Um novo estudo publicado na The Lancet Psychiatry mostra que os riscos cardiovasculares de medicamentos para TDAH, como metilfenidato e bupropiona, são pequenos e não superam os benefícios para a saúde mental. A pesquisa analisou 102 ensaios clínicos com mais de 22 mil participantes, incluindo jovens e adultos. Os resultados indicam aumentos modestos na frequência cardíaca, pressão arterial e leituras de eletrocardiograma entre os usuários desses medicamentos.
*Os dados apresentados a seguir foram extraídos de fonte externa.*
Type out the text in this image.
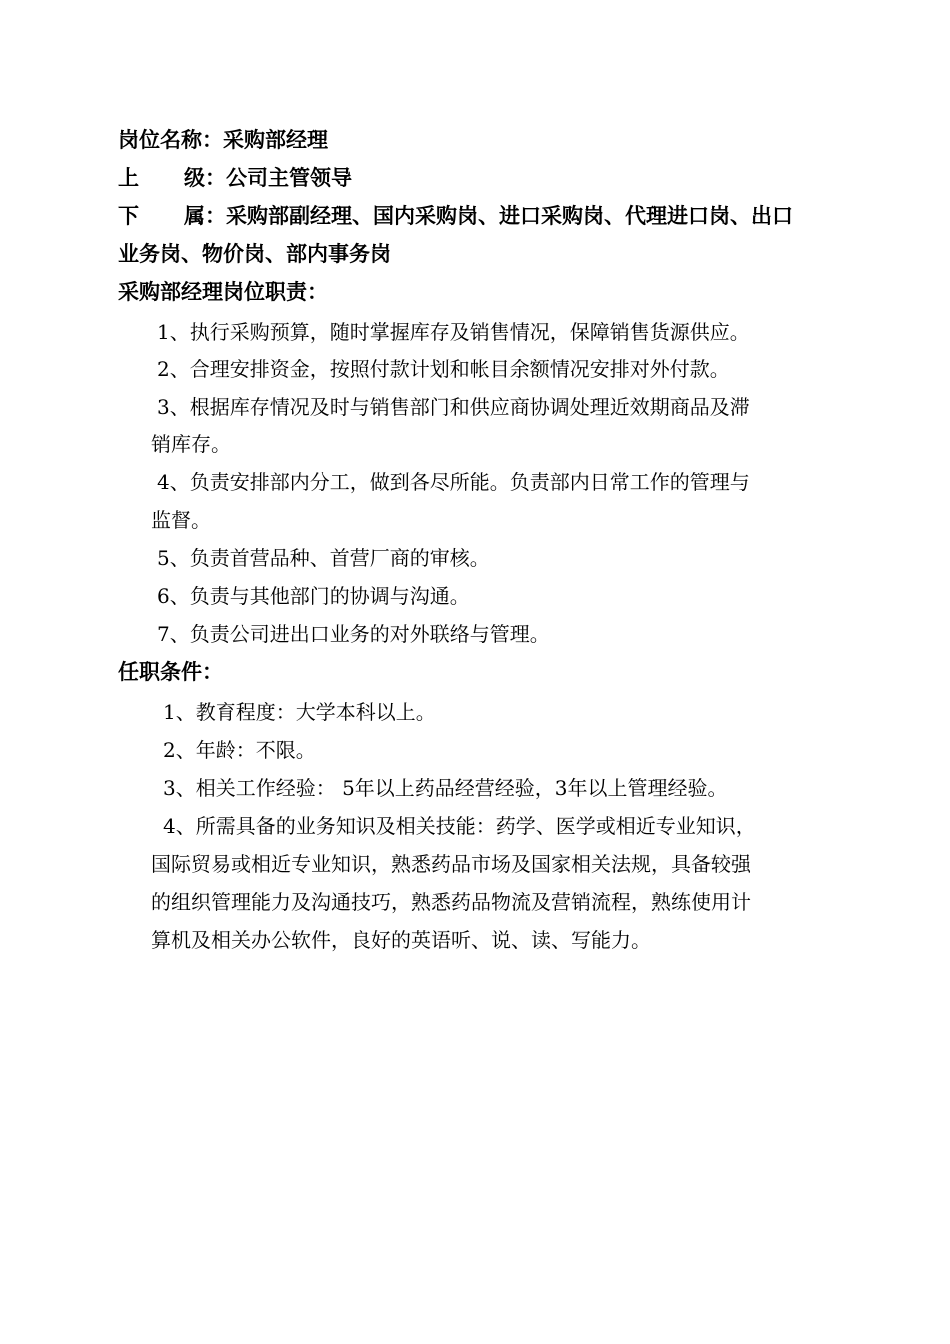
岗位名称：采购部经理
上 级：公司主管领导
下 属：采购部副经理、国内采购岗、进口采购岗、代理进口岗、出口
业务岗、物价岗、部内事务岗
采购部经理岗位职责：
1、执行采购预算，随时掌握库存及销售情况，保障销售货源供应。
2、合理安排资金，按照付款计划和帐目余额情况安排对外付款。
3、根据库存情况及时与销售部门和供应商协调处理近效期商品及滞
销库存。
4、负责安排部内分工，做到各尽所能。负责部内日常工作的管理与
监督。
5、负责首营品种、首营厂商的审核。
6、负责与其他部门的协调与沟通。
7、负责公司进出口业务的对外联络与管理。
任职条件：
1、教育程度：大学本科以上。
2、年龄：不限。
3、相关工作经验： 5年以上药品经营经验，3年以上管理经验。
4、所需具备的业务知识及相关技能：药学、医学或相近专业知识，
国际贸易或相近专业知识，熟悉药品市场及国家相关法规，具备较强
的组织管理能力及沟通技巧，熟悉药品物流及营销流程，熟练使用计
算机及相关办公软件，良好的英语听、说、读、写能力。
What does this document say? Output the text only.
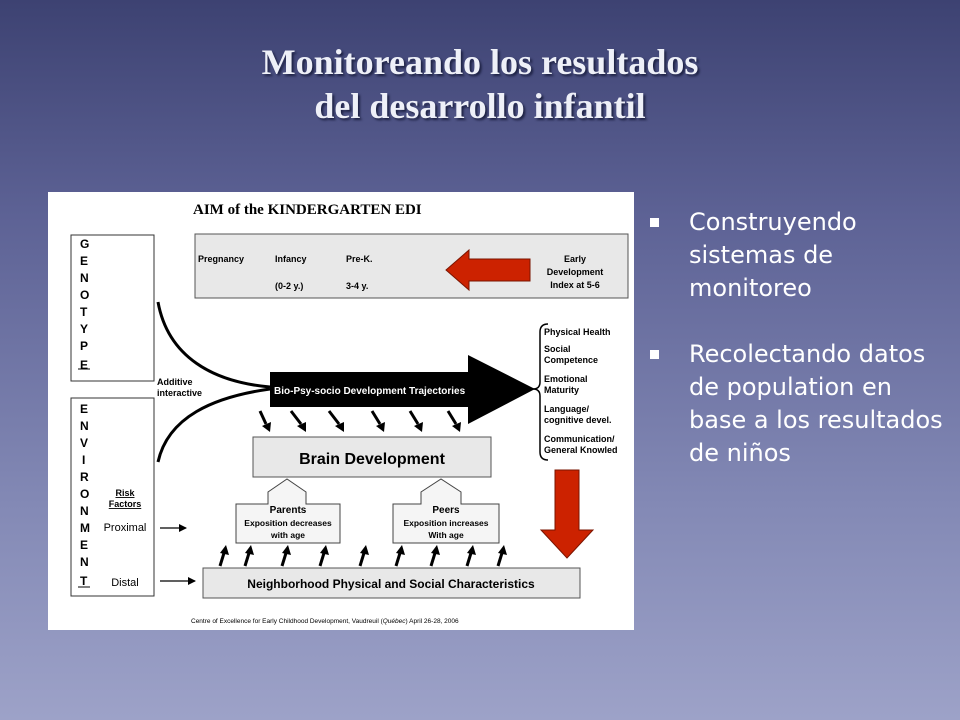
Monitoreando los resultados
del desarrollo infantil
AIM of the KINDERGARTEN EDI
G
E
N
O
T
Y
P
E
E
N
V
I
R
O
N
M
E
N
T
Risk
Factors
Proximal
Distal
Pregnancy	Infancy
(0-2 y.)
Pre-K.
3-4 y.
Early
Development
Index at 5-6
Additive
interactive	Bio-Psy-socio Development Trajectories
Physical Health
Social
Competence
Emotional
Maturity
Language/
cognitive devel.
Communication/
General Knowled
Brain Development
Parents
Exposition decreases
with age
Peers
Exposition increases
With age
Neighborhood Physical and Social Characteristics
Centre of Excellence for Early Childhood Development, Vaudreuil (Québec) April 26-28, 2006
Construyendo sistemas de monitoreo
Recolectando datos de population en base a los resultados de niños
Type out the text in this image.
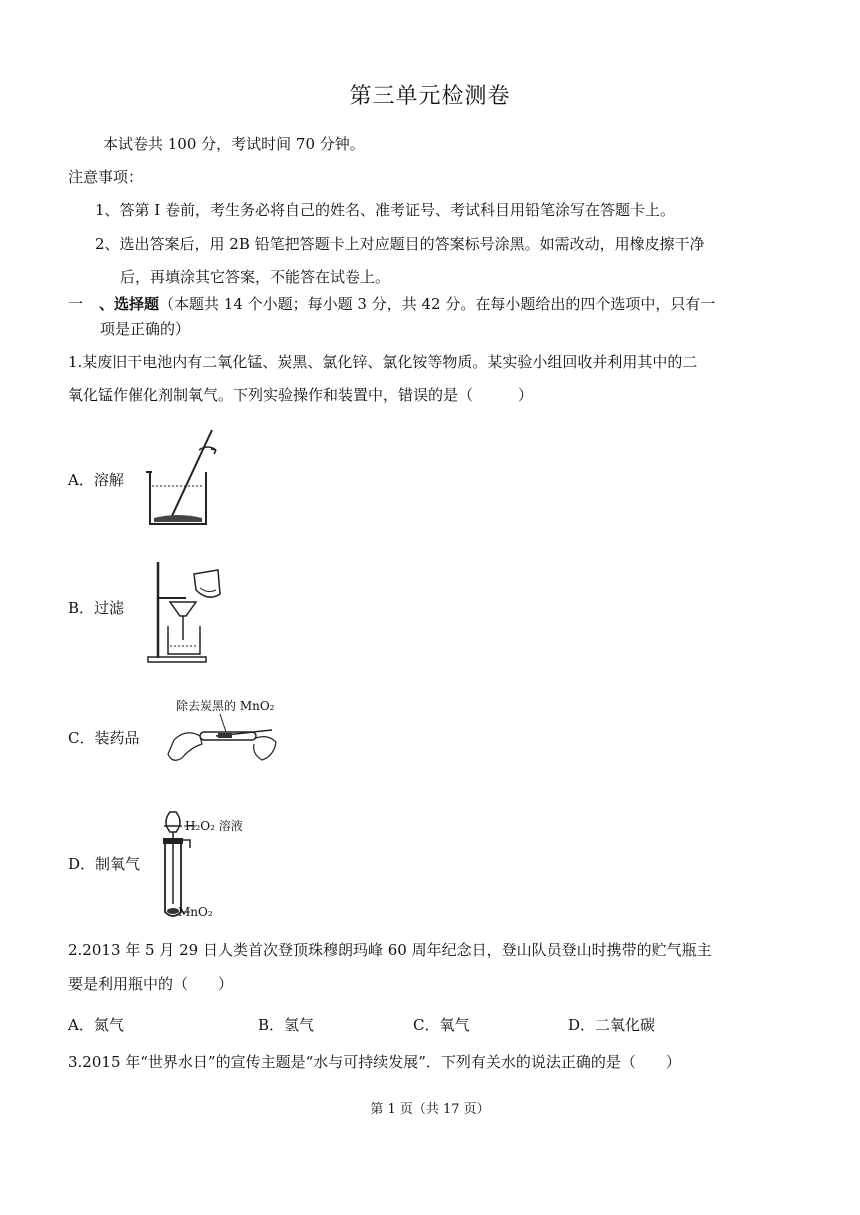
第三单元检测卷
本试卷共 100 分，考试时间 70 分钟。
注意事项：
1、答第 I 卷前，考生务必将自己的姓名、准考证号、考试科目用铅笔涂写在答题卡上。
2、选出答案后，用 2B 铅笔把答题卡上对应题目的答案标号涂黑。如需改动，用橡皮擦干净
后，再填涂其它答案，不能答在试卷上。
一 、选择题（本题共 14 个小题；每小题 3 分，共 42 分。在每小题给出的四个选项中，只有一
项是正确的）
1.某废旧干电池内有二氧化锰、炭黑、氯化锌、氯化铵等物质。某实验小组回收并利用其中的二
氧化锰作催化剂制氧气。下列实验操作和装置中，错误的是（　　　）
A．溶解
B．过滤
C．装药品
除去炭黑的 MnO₂
D．制氧气
H₂O₂ 溶液
MnO₂
2.2013 年 5 月 29 日人类首次登顶珠穆朗玛峰 60 周年纪念日，登山队员登山时携带的贮气瓶主
要是利用瓶中的（　　）
A．氮气	B．氢气	C．氧气	D．二氧化碳
3.2015 年“世界水日”的宣传主题是“水与可持续发展”．下列有关水的说法正确的是（　　）
第 1 页（共 17 页）
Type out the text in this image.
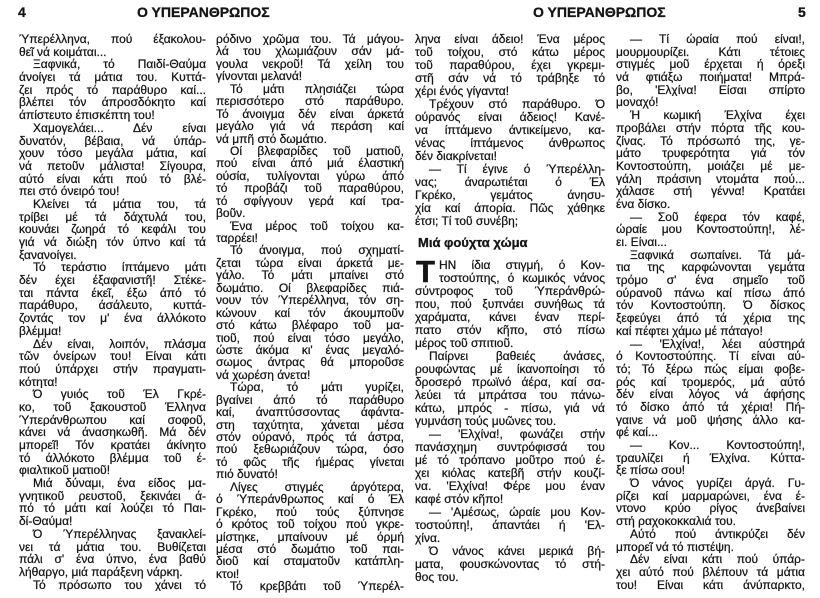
4	Ο ΥΠΕΡΑΝΘΡΩΠΟΣ
Ύπερέλληνα, πού έξακολου-
θεῖ νά κοιμάται...
Ξαφνικά, τό Παιδί-Θαύμα
άνοίγει τά μάτια του. Κυττά-
ζει πρός τό παράθυρο καί...
βλέπει τόν άπροσδόκητο καί
άπίστευτο έπισκέπτη του!
Χαμογελάει... Δέν είναι
δυνατόν, βέβαια, νά ύπάρ-
χουν τόσο μεγάλα μάτια, καί
νά πετοῦν μάλιστα! Σίγουρα,
αύτό είναι κάτι πού τό βλέ-
πει στό όνειρό του!
Κλείνει τά μάτια του, τά
τρίβει μέ τά δάχτυλά του,
κουνάει ζωηρά τό κεφάλι του
γιά νά διώξη τόν ύπνο καί τά
ξανανοίγει.
Τό τεράστιο ίπτάμενο μάτι
δέν έχει έξαφανιστῆ! Στέκε-
ται πάντα έκεῖ, έξω άπό τό
παράθυρο, άσάλευτο, κυττά-
ζοντάς τον μ' ένα άλλόκοτο
βλέμμα!
Δέν είναι, λοιπόν, πλάσμα
τῶν όνείρων του! Είναι κάτι
πού ύπάρχει στήν πραγματι-
κότητα!
Ό γυιός τοῦ Έλ Γκρέ-
κο, τοῦ ξακουστοῦ Έλληνα
Ύπεράνθρωπου καί σοφοῦ,
κάνει νά άνασηκωθῆ. Μά δέν
μπορεῖ! Τόν κρατάει άκίνητο
τό άλλόκοτο βλέμμα τοῦ έ-
φιαλτικοῦ ματιοῦ!
Μιά δύναμι, ένα είδος μα-
γνητικοῦ ρευστοῦ, ξεκινάει ά-
πό τό μάτι καί λούζει τό Παι-
δί-Θαύμα!
Ό Ύπερέλληνας ξανακλεί-
νει τά μάτια του. Βυθίζεται
πάλι σ' ένα ύπνο, ένα βαθύ
λήθαργο, μιά παράξενη νάρκη.
Τό πρόσωπο του χάνει τό
ρόδινο χρῶμα του. Τά μάγου-
λά του χλωμιάζουν σάν μά-
γουλα νεκροῦ! Τά χείλη του
γίνονται μελανά!
Τό μάτι πλησιάζει τώρα
περισσότερο στό παράθυρο.
Τό άνοιγμα δέν είναι άρκετά
μεγάλο γιά νά περάση καί
νά μπῆ στό δωμάτιο.
Οί βλεφαρίδες τοῦ ματιοῦ,
πού είναι άπό μιά έλαστική
ούσία, τυλίγονται γύρω άπό
τό προβάζι τοῦ παραθύρου,
τό σφίγγουν γερά καί τρα-
βοῦν.
Ένα μέρος τοῦ τοίχου κα-
ταρρέει!
Τό άνοιγμα, πού σχηματί-
ζεται τώρα είναι άρκετά με-
γάλο. Τό μάτι μπαίνει στό
δωμάτιο. Οί βλεφαρίδες πιά-
νουν τόν Ύπερέλληνα, τόν ση-
κώνουν καί τόν άκουμποῦν
στό κάτω βλέφαρο τοῦ μα-
τιοῦ, πού είναι τόσο μεγάλο,
ώστε άκόμα κι' ένας μεγαλό-
σωμος άντρας θά μποροῦσε
νά χωρέση άνετα!
Τώρα, τό μάτι γυρίζει,
βγαίνει άπό τό παράθυρο
καί, άναπτύσσοντας άφάντα-
στη ταχύτητα, χάνεται μέσα
στόν ούρανό, πρός τά άστρα,
πού ξεθωριάζουν τώρα, όσο
τό φῶς τῆς ήμέρας γίνεται
πιό δυνατό!
Λίγες στιγμές άργότερα,
ό Ύπεράνθρωπος καί ό Έλ
Γκρέκο, πού τούς ξύπνησε
ό κρότος τοῦ τοίχου πού γκρε-
μίστηκε, μπαίνουν μέ όρμή
μέσα στό δωμάτιο τοῦ παι-
διοῦ καί σταματοῦν κατάπλη-
κτοι!
Τό κρεββάτι τοῦ Ύπερέλ-
Ο ΥΠΕΡΑΝΘΡΩΠΟΣ	5
ληνα είναι άδειο! Ένα μέρος
τοῦ τοίχου, στό κάτω μέρος
τοῦ παραθύρου, έχει γκρεμι-
στῆ σάν νά τό τράβηξε τό
χέρι ένός γίγαντα!
Τρέχουν στό παράθυρο. Ό
ούρανός είναι άδειος! Κανέ-
να ίπτάμενο άντικείμενο, κα-
νένας ίπτάμενος άνθρωπος
δέν διακρίνεται!
— Τί έγινε ό Ύπερέλλη-
νας; άναρωτιέται ό Έλ
Γκρέκο, γεμάτος άνησυ-
χία καί άπορία. Πῶς χάθηκε
έτσι; Τί τοῦ συνέβη;
Μιά φούχτα χώμα
Τ ΗΝ ίδια στιγμή, ό Κον-
τοστούπης, ό κωμικός νάνος
σύντροφος τοῦ Ύπεράνθρώ-
που, πού ξυπνάει συνήθως τά
χαράματα, κάνει έναν περί-
πατο στόν κῆπο, στό πίσω
μέρος τοῦ σπιτιοῦ.
Παίρνει βαθειές άνάσες,
ρουφώντας μέ ίκανοποίησι τό
δροσερό πρωϊνό άέρα, καί σα-
λεύει τά μπράτσα του πάνω-
κάτω, μπρός - πίσω, γιά νά
γυμνάση τούς μυῶνες του.
— 'Ελχίνα!, φωνάζει στήν
πανάσχημη συντρόφισσά του
μέ τό τρόπανο μοῦτρο πού έ-
χει κιόλας κατεβῆ στήν κουζί-
να. 'Ελχίνα! Φέρε μου έναν
καφέ στόν κῆπο!
— 'Αμέσως, ώραίε μου Κον-
τοστούπη!, άπαντάει ή 'Ελ-
χίνα.
Ό νάνος κάνει μερικά βή-
ματα, φουσκώνοντας τό στή-
θος του.
— Τί ώραία πού είναι!,
μουρμουρίζει. Κάτι τέτοιες
στιγμές μοῦ έρχεται ή όρεξι
νά φτιάξω ποιήματα! Μπρά-
βο, 'Ελχίνα! Είσαι σπίρτο
μοναχό!
Ή κωμική Έλχίνα έχει
προβάλει στήν πόρτα τῆς κου-
ζίνας. Τό πρόσωπό της, γε-
μάτο τρυφερότητα γιά τόν
Κοντοστούπη, μοιάζει μέ με-
γάλη πράσινη ντομάτα πού...
χάλασε στή γέννα! Κρατάει
ένα δίσκο.
— Σοῦ έφερα τόν καφέ,
ώραίε μου Κοντοστούπη!, λέ-
ει. Είναι...
Ξαφνικά σωπαίνει. Τά μά-
τια της καρφώνονται γεμάτα
τρόμο σ' ένα σημεῖο τοῦ
ούρανοῦ πάνω καί πίσω άπό
τόν Κοντοστούπη. Ό δίσκος
ξεφεύγει άπό τά χέρια της
καί πέφτει χάμω μέ πάταγο!
— 'Ελχίνα!, λέει αύστηρά
ό Κοντοστούπης. Τί είναι αύ-
τό; Τό ξέρω πώς είμαι φοβε-
ρός καί τρομερός, μά αύτό
δέν είναι λόγος νά άφήσης
τό δίσκο άπό τά χέρια! Πή-
γαινε νά μοῦ ψήσης άλλο κα-
φέ καί...
— Κον... Κοντοστούπη!,
τραυλίζει ή Έλχίνα. Κύττα-
ξε πίσω σου!
Ό νάνος γυρίζει άργά. Γυ-
ρίζει καί μαρμαρώνει, ένα έ-
ντονο κρύο ρίγος άνεβαίνει
στή ραχοκοκκαλιά του.
Αύτό πού άντικρύζει δέν
μπορεῖ νά τό πιστέψη.
Δέν είναι κάτι πού ύπάρ-
χει αύτό πού βλέπουν τά μάτια
του! Είναι κάτι άνύπαρκτο,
O cardiologista Cheng-Han Chen ressaltou a importância de monitorar fatores de risco cardiovascular antes de prescrever esses tratamentos. Apesar dos riscos, o estudo traz tranquilidade para pacientes e médicos, reforçando a necessidade de seguir as diretrizes clínicas. Especialistas também pedem mais estudos de longo prazo para entender melhor esses efeitos.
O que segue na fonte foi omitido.